Chama-se Welket Bungué, nasceu na Guiné-Bissau em 1988, de origem Balanta e tem já experiência no teatro, nomeadamente em grupos de Lisboa e de Beja. Agora, com a sua interpretação em "Berlin Alexanderplatz", em competição pelo Urso de Ouro, poderá aspirar a um dos prémios de interpretação mais desejados do mundo.
Corpo do artigo
A possibilidade é séria, visto que Bungué é o protagonista do filme, estando em praticamente todas as cenas de uma adaptação moderna de um dos romances mais importantes da literatura alemã do século XX, escrito em 1929 por Alfred Doblin e já adaptado por Rainer Werner Fassbinder numa série televisiva estreada há quarenta anos.
Se à época o romance falava desse período tão importante da história alemã que foi o entre guerras, hoje vivemos uma situação política e social não menos complexa. A emigração, em todo Mundo mas com especial incidência na Alemanha, é um dos temas do momento, que esta adaptação toma como princípio, com a chegada à Alemanha de Francis, vindo de África, num percurso onde perdeu a companheira. Um trauma que o vai perseguir ao longo da história - e das três horas de filme que não se sentem passar - em que se cruza com um perverso vendedor de droga e com uma prostituta de luxo por quem se apaixona tragicamente.

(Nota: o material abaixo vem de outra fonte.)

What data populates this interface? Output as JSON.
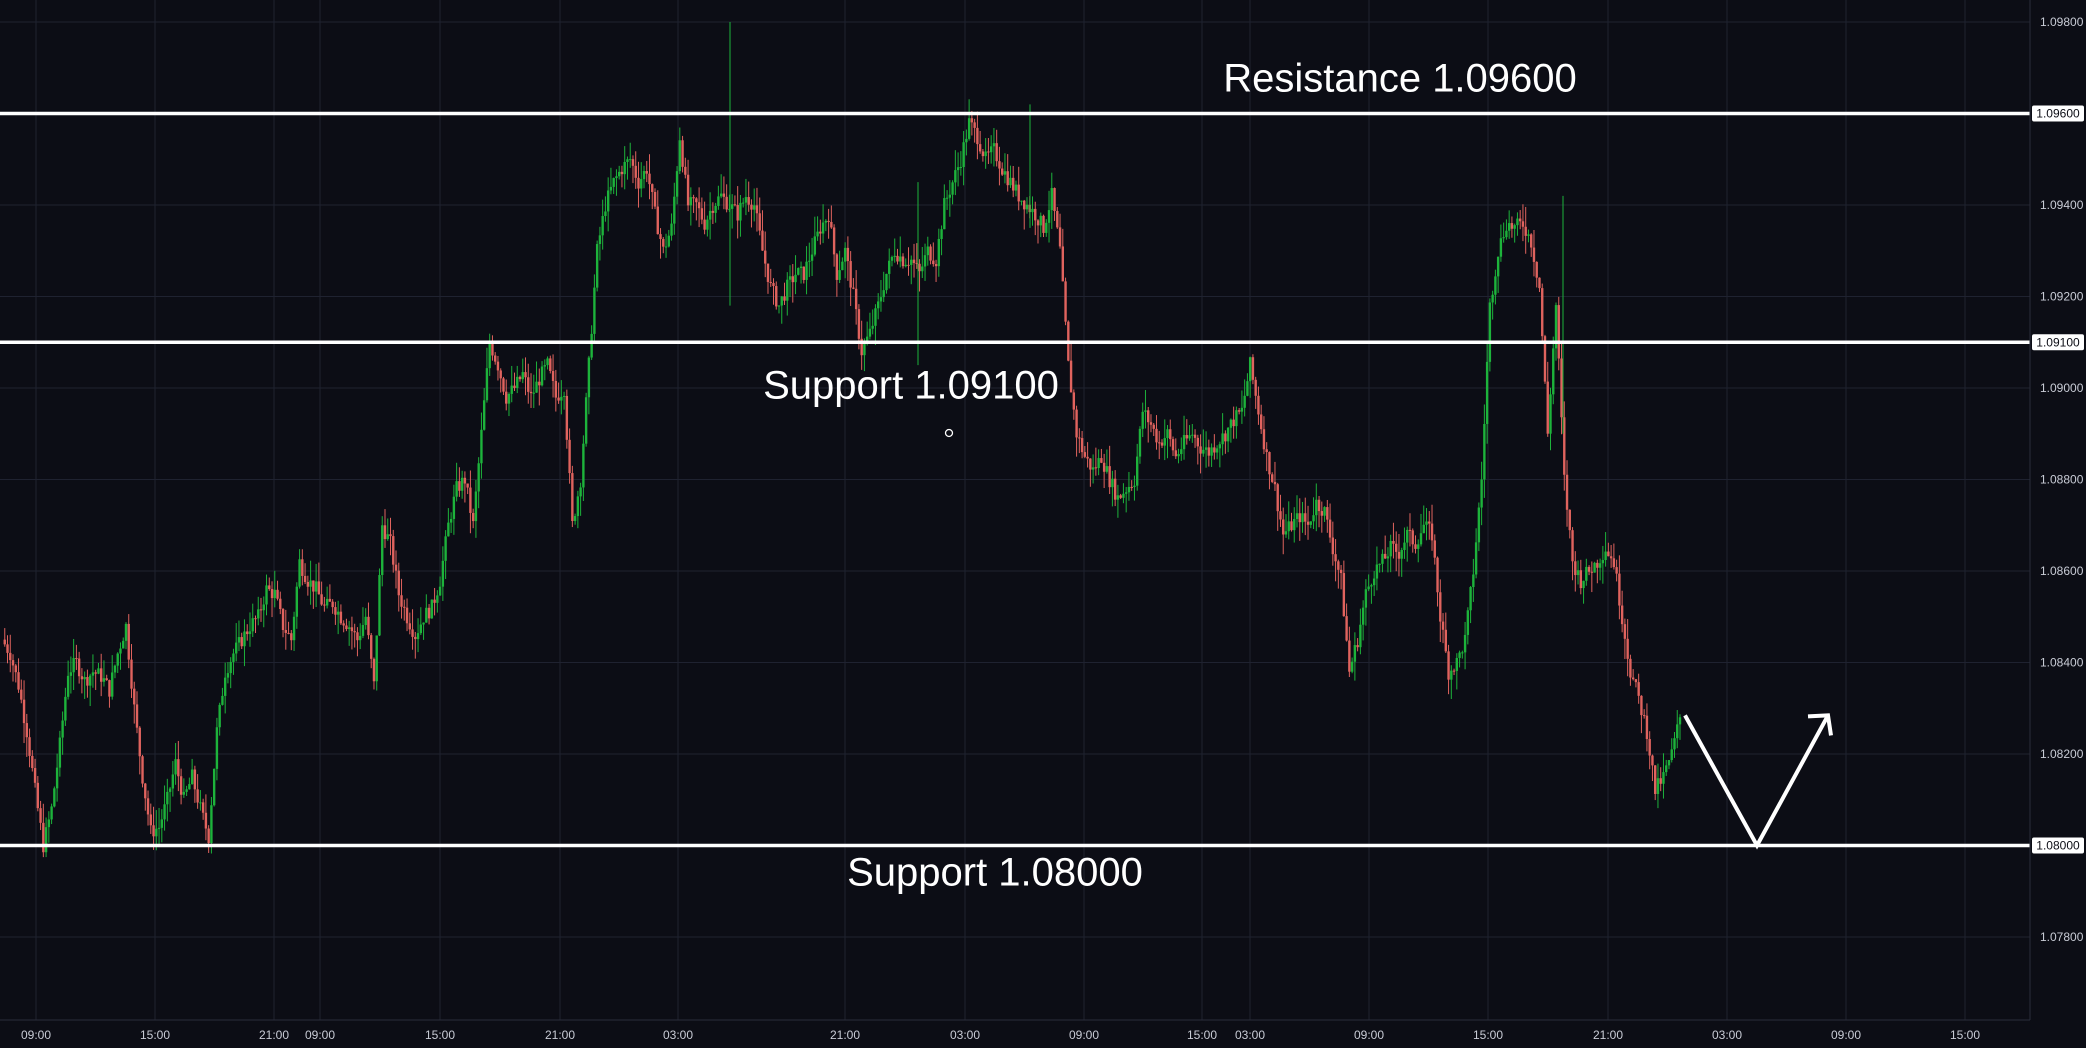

"Berlin Alexanderplatz" é realizado por Burhan Qurbani, que dirige o filme de forma intensa, viva e por vezes brutal, como é brutal a vida de um emigrante aliciado e por vezes perdido no submundo da noite berlinense. Por várias razões, um dos sérios candidatos ao Urso de Ouro.
Viagem à Rússia estalinista
O mesmo acontece também com o mais espantoso e poderoso filme da competição até agora, "Dau Natasha", da dupla russa Ilya Khrzhanovskyi e Jekaterina Oertel, que nos fazem recuar à União Soviética estalinista, num filme de duas horas e meia praticamente rodado em interiores, centrado na mulher que dirige o bar-cantina de um centro de estudos científicos. A chegada de um cientista francês vai desencadear uma sucessão de acontecimentos que refletem o pior que o regime totalitário da época representava.
Mas o filme, que faz parte aliás de um projeto multimédia já com cerca de uma dezena de anos e que se espalha por várias áreas artísticas, é também um notável trabalho de câmara, de utilização cénica dos espaços fechados e de interpretação, apesar de, ou precisamente por isso mesmo, ser interpretado exclusivamente por não atores, que suportam sequências brutais e explícitas de tortura física e psicológica e de sexualidade.
Argelina em documentário
Um dos aspetos mais interessantes do Festival de Berlim, historicamente, e em função do grande número de filmes exibidos nas várias seções, mais de quatro centenas no total, é a atenção que dá ao que se passa à nossa volta no mundo. Não admira pois que a situação política argelina seja o centro de "Nardjes A.", do brasileiro Karim Ainouz.
Autor entre outros de "A Vida Íntima", em exibição em Portugal, o realizador tem origens argelinas e chegou à capital do país, precisamente para fazer um documentário sobre o pai, alguns dias antes de 22 de Fevereiro, quando o povo argelino saiu à rua para dizer não ao quinto mandato do presidente Bouteflika, à frente de um regime militar que oprime o país e impede o seu desenvolvimento económico.
Desde essa data que os argelinos vêm para a rua todas as sextas-feiras, primeiro dia do fim-de-semana islâmico, e mesmo que tenham feito o governo recuar na candidatura, as eleições de dezembro nada alteraram e todo o país se continua a manifestar para exigir plena liberdade e democracia.
Depois de não conseguir filmar as primeiras manifestações com a sua câmara, Ainouz pegou num telemóvel, concentrou-se na jovem ativista que dá o título ao filme e criou um documentário poderosíssimo sobre uma realidade social e política aqui tão perto de nós mas que não tem encontrado suficiente mediatização para alertar a opinião pública mundial. É para isso também que serve o festival de cinema de Berlim.
Retomando a competição, um dos outros candidatos possíveis ao Urso de Ouro, além de Philippe Garrel, pela sua veterania e pelo culto à sua volta, o sul-coreano Hong Sangsoo apresentou o seu último filme, "A mulher que corre". Recorrendo uma vez mais à sua atriz regular, Kim Minhee, ao seu estilo minimalista, de planos longos onde um zoom a meio recoloca as personagens em jogo e a sua atenção pormenorizada ao humano, nesta pequena mas delicada história de uma mulher que aproveita um dia de saída do marido em negócios para visitar algumas amigas que vivem nos arredores de Seul. Um filme que poderá marcar lugar no palmarés do festival e que teremos oportunidade também de ver nas nossas salas.